Building mobile applications

I was thinking the other day, how do software shops that only build Tablet PC applications survive? If Microsoft just passed the 1 million mark on tablet pcs sold, how many tablet pc only applications are really being sold? I'm thinking of apps like Math Journal, Math Calculator, Tablet Calendar, TEO, etc?

I'm convinced that the future is not in building the next tablet pc killer app. If it were, companies like TEO and xThink would be being bought out. We've seen plenty of standalone Tablet PC apps come out, but nothing ever seems to stick.

I am convinced, however, that companies must be ink-enabling or at least be programming in context awareness into their applications. If they don't, they are giving away a key competitive advantage to their competitors. Companies like Buzz Bruggerman's ActiveWords gets it. He is doing a fantastic job of using Tablet PC technology to tap into an already stellar keyboard driven program. Another company that gets it is MindJet. They took an already impressive and productive app in MindManager, and made it even more productive for Tablet PC users.

What are some applications that need to be ink-enabled? Full-featured bible study applications like Libronix. Web research tools, like Onfolio. Electronic book readers like eReader.com. Microsoft Outlook for goodness sakes. And here is the worst: Acrobat. Of all the products on this list that need true ink-enabling, its' Acrobat.

Its' been close to three years since the launch of the Tablet PC. Shouldn't we be seeing some progress in this area already? If we are not, is this saying something of the Tablet PC market, or is it saying something about the software development companies?

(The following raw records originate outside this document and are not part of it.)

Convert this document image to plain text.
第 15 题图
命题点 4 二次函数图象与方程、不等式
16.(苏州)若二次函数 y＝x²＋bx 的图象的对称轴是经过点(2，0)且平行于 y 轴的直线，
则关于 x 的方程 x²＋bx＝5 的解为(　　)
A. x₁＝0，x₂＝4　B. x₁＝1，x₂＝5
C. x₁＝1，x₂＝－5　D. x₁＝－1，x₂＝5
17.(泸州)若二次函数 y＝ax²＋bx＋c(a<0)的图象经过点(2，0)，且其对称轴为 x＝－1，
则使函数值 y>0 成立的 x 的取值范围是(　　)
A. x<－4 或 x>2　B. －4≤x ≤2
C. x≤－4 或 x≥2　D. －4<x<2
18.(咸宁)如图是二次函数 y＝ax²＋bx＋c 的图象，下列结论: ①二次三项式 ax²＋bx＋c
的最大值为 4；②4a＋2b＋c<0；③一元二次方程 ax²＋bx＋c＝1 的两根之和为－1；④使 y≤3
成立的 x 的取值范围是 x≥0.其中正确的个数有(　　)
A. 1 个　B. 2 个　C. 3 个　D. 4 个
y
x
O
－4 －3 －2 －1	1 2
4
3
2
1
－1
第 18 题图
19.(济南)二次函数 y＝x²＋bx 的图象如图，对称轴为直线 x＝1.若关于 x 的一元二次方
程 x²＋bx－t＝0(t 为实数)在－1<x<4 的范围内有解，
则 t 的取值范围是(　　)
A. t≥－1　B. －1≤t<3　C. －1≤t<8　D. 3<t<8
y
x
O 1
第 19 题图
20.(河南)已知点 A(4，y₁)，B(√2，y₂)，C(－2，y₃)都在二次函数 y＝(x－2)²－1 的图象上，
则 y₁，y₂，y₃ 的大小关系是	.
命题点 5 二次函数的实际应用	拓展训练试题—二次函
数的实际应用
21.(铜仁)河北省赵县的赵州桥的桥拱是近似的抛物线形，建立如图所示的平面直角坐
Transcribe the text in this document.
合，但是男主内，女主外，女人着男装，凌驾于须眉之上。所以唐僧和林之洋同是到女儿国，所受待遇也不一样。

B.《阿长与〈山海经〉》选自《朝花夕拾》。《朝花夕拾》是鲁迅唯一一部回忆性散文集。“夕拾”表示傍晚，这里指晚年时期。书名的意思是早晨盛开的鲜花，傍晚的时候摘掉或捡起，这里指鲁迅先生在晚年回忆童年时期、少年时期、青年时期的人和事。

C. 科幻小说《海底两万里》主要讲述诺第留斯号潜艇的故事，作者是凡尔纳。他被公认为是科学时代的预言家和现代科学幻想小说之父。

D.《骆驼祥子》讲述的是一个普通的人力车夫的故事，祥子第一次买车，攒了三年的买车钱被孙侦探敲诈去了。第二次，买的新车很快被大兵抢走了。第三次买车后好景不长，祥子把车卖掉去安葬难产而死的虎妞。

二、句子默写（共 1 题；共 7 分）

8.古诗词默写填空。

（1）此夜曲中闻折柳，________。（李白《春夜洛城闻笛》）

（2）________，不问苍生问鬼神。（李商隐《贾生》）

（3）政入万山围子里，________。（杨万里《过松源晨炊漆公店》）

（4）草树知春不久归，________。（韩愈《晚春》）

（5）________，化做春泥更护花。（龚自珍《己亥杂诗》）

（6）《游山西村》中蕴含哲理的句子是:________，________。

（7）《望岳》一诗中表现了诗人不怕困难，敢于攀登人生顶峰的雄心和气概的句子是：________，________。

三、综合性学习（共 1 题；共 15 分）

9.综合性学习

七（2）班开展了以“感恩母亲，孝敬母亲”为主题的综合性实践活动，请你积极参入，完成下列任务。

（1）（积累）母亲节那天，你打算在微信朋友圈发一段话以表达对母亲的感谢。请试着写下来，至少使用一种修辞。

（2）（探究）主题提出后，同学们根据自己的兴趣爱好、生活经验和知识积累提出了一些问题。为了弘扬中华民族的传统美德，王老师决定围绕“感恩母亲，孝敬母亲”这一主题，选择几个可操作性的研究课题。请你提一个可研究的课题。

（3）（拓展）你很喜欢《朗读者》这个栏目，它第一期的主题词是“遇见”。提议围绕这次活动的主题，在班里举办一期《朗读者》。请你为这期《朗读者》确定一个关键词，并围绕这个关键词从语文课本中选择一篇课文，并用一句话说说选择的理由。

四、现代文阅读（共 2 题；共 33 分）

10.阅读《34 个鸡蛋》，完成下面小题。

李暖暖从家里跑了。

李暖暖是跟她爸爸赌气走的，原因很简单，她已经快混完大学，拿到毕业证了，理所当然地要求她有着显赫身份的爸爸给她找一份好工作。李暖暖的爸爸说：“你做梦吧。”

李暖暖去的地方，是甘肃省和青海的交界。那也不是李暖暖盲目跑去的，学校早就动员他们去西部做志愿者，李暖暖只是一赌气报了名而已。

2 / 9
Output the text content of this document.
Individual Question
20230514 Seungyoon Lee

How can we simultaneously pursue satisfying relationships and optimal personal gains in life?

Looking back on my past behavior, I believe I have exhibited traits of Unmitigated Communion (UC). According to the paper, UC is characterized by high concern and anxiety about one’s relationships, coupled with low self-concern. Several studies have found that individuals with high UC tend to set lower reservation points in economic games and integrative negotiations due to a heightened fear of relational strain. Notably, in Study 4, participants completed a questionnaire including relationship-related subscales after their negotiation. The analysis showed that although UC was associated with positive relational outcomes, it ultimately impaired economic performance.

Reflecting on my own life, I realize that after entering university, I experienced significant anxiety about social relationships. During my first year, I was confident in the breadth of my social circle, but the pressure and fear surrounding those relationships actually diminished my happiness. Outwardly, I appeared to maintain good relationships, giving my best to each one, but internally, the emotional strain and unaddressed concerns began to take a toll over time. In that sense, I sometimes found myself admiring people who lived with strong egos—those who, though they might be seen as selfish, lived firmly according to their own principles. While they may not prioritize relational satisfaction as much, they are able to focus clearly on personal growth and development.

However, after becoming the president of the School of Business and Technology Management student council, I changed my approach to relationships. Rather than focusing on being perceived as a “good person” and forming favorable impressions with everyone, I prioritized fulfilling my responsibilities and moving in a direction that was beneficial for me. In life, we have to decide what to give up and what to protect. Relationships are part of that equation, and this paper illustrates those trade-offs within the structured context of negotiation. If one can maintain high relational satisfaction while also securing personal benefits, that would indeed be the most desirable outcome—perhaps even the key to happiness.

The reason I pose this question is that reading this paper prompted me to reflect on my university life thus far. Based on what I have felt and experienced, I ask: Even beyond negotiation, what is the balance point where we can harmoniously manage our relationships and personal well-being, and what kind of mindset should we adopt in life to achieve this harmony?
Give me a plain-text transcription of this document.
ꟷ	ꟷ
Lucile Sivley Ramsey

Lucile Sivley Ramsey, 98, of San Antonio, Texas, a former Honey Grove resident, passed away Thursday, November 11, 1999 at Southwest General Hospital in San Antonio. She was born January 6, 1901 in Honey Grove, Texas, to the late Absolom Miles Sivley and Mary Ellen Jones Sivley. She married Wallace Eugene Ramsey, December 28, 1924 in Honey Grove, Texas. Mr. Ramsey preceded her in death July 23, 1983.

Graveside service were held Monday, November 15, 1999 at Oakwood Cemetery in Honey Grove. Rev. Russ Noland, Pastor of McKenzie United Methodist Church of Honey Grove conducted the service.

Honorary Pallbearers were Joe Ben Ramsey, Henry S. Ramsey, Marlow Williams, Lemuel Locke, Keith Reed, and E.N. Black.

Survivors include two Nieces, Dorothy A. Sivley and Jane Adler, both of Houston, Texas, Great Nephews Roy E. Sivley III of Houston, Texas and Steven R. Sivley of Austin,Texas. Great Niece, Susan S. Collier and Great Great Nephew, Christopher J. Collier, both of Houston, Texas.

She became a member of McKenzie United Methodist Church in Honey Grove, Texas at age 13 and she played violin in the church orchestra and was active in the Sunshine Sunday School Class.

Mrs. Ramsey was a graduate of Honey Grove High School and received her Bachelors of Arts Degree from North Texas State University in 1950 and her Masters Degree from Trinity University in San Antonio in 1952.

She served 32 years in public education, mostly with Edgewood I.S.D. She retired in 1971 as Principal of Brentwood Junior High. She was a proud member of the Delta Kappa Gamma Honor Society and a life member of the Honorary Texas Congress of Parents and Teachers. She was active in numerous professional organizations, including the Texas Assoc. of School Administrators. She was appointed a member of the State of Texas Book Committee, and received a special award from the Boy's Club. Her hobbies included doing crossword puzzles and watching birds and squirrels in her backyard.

The software business is a tough one. A company cannot survive on selling $39 downloads, unless they are Microsoft or Adobe. A company needs to seek any competitive advantage it can to differentiate their product from the masses - ink enabling your applications will do that. In addition, building applications that work well with the keyboard and the pen is certainly the better route to go, rather than building pen only applications. I just don't see much of a future for pen only applications. The convertible tablet pc will drive the tablet pc market.

If you have questions about any of this, post a comment or visit the Tablet PC Partners site.
Comments:
I guess it depends on what you mean by "survive". TEO sells enough to pay all my bills while I work on other higher ticket products like I'm doing with VoIP. And also there is going to be another TEO version. But my expenses are low, I don't have employees, and my support burden is low (and can and should be lower if I would just get off my butt and automate some things).

In fact, I wonder what has happened to the old fashioned Shareware developer that sustains himself off of his software sales? It can't be that hard anymore, can it? Find a niche and fill it.
 
Brett Simmons from Netnewswire 'survives' on his application, too.